# Does this look possibly like a Tibetan Mastiff?



## MyPupLoki (Oct 28, 2009)

They are pretty rare to find in shelters but I saw this posted about some dogs in a high kill shelter and thought that if they were possibly tib. mastiffs they could probably get pulled by a rescue but I wasn't too sure. I've only seen the breed in person a few times. They are marked as aussie mixes but the shape of their head and the coloring on the brownish dog makes me think tibetan as those are the two colorings they come in.

I'm considering pulling them from the shelter..all three the problem is where to be able to take them after..but if i thought maybe they were tibetan mastiffs i could probably get them into rescue..

regardless they're beautiful and even if they aren't i could probably pull them and find them a home..i'll call the shelter after work and find out more but I was curious what others thought about the pictures.


----------



## Dog_Shrink (Sep 29, 2009)

You don't say how large they are and yes finding a tibetan mix in a shelter is HIGHLY unlikely. Those are likely english shepherd mixes. 

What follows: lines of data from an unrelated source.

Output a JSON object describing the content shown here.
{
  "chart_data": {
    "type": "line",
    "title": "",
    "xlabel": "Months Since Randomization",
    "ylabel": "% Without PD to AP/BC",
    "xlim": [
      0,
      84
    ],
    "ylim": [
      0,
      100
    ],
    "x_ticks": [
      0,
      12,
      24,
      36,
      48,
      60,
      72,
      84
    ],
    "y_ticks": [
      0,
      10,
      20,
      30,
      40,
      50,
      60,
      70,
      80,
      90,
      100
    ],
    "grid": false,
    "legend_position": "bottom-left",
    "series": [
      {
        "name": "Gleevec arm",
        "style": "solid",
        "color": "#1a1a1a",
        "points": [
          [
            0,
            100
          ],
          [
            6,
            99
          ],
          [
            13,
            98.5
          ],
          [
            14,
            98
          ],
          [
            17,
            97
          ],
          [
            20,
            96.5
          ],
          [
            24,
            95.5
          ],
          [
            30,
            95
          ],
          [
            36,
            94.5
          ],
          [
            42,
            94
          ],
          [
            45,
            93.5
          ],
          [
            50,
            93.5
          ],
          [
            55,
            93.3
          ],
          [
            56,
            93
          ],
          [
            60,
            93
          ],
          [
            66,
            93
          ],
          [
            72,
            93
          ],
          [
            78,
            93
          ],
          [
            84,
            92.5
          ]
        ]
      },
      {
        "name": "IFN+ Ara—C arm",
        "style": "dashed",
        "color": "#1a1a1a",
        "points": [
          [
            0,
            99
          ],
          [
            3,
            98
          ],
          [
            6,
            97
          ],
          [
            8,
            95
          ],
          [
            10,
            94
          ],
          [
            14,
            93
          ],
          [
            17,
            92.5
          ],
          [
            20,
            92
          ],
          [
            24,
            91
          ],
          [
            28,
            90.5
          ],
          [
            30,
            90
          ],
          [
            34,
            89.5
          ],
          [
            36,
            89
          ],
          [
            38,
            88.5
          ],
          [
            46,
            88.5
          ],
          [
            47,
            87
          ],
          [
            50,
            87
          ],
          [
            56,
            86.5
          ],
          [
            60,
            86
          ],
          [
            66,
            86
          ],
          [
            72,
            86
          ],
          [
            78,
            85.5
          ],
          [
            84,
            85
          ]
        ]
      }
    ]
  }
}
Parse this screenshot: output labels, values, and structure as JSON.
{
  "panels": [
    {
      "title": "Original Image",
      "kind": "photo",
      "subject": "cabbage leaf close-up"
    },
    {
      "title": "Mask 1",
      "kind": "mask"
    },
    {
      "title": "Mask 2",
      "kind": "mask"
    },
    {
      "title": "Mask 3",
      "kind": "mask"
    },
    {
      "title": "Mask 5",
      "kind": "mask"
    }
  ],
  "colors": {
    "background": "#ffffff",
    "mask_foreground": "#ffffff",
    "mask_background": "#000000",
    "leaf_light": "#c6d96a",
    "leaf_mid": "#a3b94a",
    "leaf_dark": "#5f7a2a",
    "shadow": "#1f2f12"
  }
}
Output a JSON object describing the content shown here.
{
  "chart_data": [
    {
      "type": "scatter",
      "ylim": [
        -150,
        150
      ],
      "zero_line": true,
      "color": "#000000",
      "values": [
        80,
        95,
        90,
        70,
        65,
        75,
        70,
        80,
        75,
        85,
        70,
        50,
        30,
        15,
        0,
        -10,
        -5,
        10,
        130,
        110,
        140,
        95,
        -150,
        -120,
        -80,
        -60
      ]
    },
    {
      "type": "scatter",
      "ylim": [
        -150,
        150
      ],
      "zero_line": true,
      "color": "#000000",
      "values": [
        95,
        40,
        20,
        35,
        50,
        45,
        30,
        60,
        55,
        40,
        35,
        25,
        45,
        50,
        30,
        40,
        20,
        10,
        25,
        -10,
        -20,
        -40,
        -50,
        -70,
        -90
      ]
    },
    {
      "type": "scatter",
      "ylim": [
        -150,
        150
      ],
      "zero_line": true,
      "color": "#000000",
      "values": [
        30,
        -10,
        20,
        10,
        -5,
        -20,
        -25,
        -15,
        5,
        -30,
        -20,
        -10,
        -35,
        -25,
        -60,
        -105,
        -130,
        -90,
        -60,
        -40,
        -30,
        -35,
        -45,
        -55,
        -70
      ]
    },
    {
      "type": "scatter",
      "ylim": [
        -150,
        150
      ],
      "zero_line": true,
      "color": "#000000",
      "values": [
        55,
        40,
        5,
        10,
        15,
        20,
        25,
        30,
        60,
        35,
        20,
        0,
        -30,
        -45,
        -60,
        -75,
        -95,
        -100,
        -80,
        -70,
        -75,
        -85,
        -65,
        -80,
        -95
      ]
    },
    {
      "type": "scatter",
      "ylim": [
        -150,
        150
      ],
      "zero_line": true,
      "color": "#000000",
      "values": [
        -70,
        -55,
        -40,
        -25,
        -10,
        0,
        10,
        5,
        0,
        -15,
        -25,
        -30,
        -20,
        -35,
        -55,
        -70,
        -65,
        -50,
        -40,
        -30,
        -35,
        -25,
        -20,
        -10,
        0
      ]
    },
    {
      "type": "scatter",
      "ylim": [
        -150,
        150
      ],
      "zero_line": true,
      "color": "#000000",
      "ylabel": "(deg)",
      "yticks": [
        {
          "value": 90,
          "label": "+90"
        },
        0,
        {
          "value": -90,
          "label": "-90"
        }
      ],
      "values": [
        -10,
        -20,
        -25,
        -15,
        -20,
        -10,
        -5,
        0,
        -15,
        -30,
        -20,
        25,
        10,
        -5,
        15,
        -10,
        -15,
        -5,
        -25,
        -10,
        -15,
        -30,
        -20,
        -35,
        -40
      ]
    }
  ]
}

The lesser known aussie cousin with the tail that comes in black and tan where as the aussie preferred is tri color if there's black and tan. English are more common than you'd think but often mistaken for rott or tibetan mixes.


----------



## Keechak (Aug 10, 2008)

Ya I thought English Shepherd mix first. Aussies and English split from each other not more than 50 years ago so they look almost identical, the english average a bit larger in size tho.


----------



## Dog_Shrink (Sep 29, 2009)

I'm pretty sure Luna is an English Shepherd. She fits the bio to a T.


----------